The main extension of ADQL wrt SQL is addition of geometric functions. Unfortunately, these were not particularly well designed, but if you don’t expect too much, they’ll do their job.
Keep the crossmatch pattern somewhere handy (everything is in degrees):
SELECT TOP 5 rv, e_rv, p.raj2000, p.dej2000, p.pmRA, p.pmDE FROM ppmxl.main AS p JOIN rave.dr3 AS rave ON 1=CONTAINS( POINT('ICRS', p.raj2000, p.dej2000), CIRCLE('ICRS', rave.raj2000, rave.dej2000, 1.5/3600.))

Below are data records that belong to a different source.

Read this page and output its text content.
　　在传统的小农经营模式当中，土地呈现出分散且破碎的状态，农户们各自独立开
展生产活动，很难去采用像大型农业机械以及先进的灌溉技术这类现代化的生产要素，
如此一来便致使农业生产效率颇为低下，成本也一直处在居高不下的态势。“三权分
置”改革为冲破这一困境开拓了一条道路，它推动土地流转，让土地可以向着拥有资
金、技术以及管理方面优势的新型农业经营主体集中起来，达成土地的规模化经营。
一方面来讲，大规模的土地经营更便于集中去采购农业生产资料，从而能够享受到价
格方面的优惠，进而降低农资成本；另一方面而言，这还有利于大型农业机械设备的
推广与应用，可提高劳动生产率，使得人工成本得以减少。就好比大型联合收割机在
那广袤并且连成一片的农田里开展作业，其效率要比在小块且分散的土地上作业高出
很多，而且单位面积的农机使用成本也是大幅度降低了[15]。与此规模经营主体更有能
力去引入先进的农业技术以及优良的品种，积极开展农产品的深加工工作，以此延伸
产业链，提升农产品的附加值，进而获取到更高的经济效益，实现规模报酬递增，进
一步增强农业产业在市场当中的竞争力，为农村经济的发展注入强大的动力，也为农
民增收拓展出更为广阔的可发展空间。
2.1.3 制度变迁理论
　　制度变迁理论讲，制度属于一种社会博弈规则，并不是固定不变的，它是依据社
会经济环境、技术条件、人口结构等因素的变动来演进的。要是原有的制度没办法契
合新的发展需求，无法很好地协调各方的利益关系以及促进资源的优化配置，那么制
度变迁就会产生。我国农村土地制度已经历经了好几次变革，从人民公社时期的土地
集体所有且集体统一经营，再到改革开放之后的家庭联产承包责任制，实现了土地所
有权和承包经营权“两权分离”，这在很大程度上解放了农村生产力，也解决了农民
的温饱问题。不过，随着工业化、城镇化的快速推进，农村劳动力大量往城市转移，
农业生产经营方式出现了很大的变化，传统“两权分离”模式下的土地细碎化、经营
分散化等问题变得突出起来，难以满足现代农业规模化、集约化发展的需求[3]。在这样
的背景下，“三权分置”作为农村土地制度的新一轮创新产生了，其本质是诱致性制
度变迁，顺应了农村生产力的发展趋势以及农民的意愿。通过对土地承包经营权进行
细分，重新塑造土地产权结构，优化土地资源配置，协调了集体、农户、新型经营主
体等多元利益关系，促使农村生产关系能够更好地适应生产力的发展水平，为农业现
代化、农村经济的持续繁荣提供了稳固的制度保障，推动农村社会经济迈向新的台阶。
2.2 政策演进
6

In theory, you could use reference systems other than ICRS (e.g., GALACTIC, FK4) and hope the server converts the positions, but I’d avoid constructions with multiple systems – even if the server implements the stuff correctly, it’s most likely going to be slow.
When catalogs are on different epochs, you may need to account for proper motions to match faster stars. You should, however, not apply the proper motions in the primary selection. If you do that, the index cannot be used, and your query will waste a lot of CPU and disk bandwidth. Instead, decide about the maximum proper motion your objects might have (to get an idea, of the statistics, try selecting the fastest stars from ppmx.data – apart from the fact that the catalog got the fastest stars pretty wrong with two copies of some fast stars, there’s only a handful stars moving faster than four arcsecs per year).
Then multiply this with your epoch difference and make that your initial crossmatch radius. Then filter out the spurious matches with an extra where clause taking into account the proper motions. For moderate epoch differences, don’t worry about going into the tangential plane to apply proper motions and, for now, say something like
SELECT TOP 30 * FROM ppmxl.main AS m JOIN gaia.dr1 AS g ON 1=CONTAINS(POINT('ICRS', m.raj2000, m.dej2000), CIRCLE('ICRS', g.raj2000, g.dej2000, 30./3600.)) WHERE 1=CONTAINS(POINT('ICRS', m.raj2000+m.pmra*COS(RADIANS(m.dej2000))*15, m.dej2000+m.pmde*15), CIRCLE('ICRS', g.raj2000, g.dej2000, 0.5/3600.))
The 15 is because Gaia DR1 is on J2015, whereas PPMXL is on J2000. Also, be careful with the units – in many catalogs, positions and proper motions are given in different units.
Also note how the outer PM-based filter is just a WHERE-clause. Since JOIN is a combination of operators of the relational algebra, the result of a join is a relation again and thus can be treated like any other table.
Compare the radial velocities given by the rave.dr3 and arihip.main catalogs, together with the respective identifiers (hipno for arihip, name for rave). Use a positional crossmatch with, say, a couple of arcsecs.